2024年の改正では、介護報酬が1.59%上がる予定です。1割負担が2割負担になることは今のところないと見込まれていますが、近い将来、必ず上がります。

ここで、看過してはならないのは、10割から見た1割と2割は誤差ですが、利用者さんやそのご家族からすれば、1割から2割は倍だということです。今まで「1割負担で16万かかってました」というところが月32万かかるようになるわけです。

その違いによって何が起こるのかというと、利用者さんは、1つ1つの介護施設の違いをより見るようになります。今までは「安いから別にどこでもいい」という場合もありましたが、これからは1つ1つを比較して決める時代になることが予想されます。

それに伴い、施設にとって差別化やウェルビーイングなものを届ける力をつけなければいけない時代になるのは、理想というより、この先数年の「未来」だと思っています。

瀬口:まさしく「ノッポさんのデイサービス」はそのために動いてきました。

要は、同じものが沢山あってもよくない訳で、我々は利用する人たちに選択肢を与える必要があります。
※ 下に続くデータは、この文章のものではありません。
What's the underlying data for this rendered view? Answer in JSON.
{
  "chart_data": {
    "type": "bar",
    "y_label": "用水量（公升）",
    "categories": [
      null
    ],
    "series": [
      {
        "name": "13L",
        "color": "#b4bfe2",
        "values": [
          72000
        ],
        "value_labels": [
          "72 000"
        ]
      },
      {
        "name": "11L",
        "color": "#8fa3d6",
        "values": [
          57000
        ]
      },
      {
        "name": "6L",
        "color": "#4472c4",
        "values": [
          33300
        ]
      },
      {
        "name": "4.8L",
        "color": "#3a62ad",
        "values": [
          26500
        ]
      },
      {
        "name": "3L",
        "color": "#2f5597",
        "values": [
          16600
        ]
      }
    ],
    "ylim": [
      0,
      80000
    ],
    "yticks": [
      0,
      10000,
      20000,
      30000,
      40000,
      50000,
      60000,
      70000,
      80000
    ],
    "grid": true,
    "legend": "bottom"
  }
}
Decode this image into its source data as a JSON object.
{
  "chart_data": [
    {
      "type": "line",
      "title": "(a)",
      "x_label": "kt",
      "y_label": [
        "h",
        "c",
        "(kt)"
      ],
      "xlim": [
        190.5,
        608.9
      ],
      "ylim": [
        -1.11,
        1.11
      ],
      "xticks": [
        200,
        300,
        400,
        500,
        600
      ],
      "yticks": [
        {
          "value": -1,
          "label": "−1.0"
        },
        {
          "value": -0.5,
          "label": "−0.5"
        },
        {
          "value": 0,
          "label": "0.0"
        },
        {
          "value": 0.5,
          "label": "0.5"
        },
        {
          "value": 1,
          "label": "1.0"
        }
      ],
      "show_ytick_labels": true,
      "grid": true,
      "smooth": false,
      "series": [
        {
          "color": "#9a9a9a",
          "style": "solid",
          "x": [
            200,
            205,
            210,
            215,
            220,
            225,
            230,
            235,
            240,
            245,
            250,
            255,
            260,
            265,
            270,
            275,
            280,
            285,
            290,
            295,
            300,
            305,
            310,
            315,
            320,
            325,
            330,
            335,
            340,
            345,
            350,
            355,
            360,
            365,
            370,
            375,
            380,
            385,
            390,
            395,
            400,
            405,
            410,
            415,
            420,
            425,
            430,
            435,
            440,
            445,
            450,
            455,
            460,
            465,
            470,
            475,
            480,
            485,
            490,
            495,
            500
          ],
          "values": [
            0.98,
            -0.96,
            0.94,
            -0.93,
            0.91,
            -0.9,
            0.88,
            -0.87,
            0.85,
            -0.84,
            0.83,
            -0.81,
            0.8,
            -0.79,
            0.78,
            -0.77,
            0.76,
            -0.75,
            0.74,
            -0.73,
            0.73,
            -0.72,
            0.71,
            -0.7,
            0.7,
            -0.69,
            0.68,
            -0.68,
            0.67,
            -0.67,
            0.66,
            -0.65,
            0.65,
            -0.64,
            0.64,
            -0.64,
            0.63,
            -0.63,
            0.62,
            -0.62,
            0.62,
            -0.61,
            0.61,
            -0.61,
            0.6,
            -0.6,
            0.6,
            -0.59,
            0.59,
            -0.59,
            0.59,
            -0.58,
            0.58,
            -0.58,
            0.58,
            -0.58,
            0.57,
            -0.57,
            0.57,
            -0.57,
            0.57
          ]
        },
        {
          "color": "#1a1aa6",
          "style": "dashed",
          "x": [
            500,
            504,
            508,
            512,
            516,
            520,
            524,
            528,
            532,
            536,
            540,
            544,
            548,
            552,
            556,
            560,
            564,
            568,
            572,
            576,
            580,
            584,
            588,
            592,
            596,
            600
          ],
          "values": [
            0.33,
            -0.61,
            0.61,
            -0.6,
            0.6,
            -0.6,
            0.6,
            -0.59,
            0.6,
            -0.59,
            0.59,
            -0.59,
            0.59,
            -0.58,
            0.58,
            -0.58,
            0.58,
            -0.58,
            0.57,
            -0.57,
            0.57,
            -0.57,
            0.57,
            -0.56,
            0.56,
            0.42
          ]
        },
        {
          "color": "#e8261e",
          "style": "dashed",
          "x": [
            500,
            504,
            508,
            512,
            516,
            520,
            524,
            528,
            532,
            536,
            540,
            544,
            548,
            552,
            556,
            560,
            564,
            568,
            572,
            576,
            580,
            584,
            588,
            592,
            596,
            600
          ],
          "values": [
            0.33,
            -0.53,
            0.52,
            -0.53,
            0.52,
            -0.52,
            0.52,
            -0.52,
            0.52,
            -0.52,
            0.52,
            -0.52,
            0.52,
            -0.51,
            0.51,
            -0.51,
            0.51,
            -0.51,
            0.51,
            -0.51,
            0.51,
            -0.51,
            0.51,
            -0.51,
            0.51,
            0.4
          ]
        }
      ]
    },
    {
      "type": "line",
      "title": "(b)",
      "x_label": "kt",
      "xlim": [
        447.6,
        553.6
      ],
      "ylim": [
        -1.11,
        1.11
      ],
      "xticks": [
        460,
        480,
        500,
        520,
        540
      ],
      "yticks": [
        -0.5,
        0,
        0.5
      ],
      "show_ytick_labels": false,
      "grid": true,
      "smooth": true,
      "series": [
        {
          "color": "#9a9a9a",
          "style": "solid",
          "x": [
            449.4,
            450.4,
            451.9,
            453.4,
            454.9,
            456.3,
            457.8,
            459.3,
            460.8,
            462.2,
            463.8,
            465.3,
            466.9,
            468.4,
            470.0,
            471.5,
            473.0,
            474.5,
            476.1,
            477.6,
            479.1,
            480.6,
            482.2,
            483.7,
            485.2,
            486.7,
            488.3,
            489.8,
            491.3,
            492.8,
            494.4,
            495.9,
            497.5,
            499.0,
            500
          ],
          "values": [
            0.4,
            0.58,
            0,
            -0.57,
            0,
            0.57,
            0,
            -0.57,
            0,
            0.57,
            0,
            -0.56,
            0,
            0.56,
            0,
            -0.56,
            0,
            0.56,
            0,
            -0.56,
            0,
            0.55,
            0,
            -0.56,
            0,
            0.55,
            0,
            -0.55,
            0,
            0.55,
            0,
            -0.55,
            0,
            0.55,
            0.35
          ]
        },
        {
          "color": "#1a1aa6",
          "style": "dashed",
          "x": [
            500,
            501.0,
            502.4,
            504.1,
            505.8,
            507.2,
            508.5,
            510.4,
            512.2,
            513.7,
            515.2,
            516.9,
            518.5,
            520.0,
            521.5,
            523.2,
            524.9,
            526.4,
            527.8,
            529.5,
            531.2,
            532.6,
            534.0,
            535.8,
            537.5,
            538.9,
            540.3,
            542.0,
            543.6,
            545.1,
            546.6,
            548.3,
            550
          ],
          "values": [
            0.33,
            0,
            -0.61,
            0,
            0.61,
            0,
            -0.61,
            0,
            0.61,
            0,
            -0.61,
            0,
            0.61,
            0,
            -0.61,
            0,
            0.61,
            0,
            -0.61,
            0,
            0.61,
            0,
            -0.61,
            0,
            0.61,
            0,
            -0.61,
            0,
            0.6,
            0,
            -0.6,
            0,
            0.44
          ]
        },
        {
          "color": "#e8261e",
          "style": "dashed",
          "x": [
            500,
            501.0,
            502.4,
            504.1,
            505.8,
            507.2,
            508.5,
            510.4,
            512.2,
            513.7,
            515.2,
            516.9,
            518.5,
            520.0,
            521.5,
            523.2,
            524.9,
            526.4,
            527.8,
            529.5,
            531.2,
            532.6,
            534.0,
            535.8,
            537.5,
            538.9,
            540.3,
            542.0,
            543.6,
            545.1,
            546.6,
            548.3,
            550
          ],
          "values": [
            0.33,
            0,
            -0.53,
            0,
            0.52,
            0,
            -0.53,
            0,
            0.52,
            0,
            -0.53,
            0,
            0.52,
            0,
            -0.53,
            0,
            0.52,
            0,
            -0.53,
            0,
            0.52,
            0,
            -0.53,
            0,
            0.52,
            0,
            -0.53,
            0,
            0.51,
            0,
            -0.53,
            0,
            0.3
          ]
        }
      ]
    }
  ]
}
例えば、1つの町にイタリアンレストランしかないとつまらないのと一緒で、中華や和食もあるかが大事なんです。

「ノッポさんっていうデイサービス」は新しいものを積極的に取り入れることを強みとしていますが、他の施設では、伝統を重んじることを強みとしていることもあります。

それぞれカラーがある中で1つ突出していくのは、 絶対必要だと思っています。

森山:そうですね、まだまだemomeとしてもこれからという感じではありますが、この業界で、モデルを作り上げていくという意味で先進していけるような会社にできればと思っています。

これからもよろしくお願いします。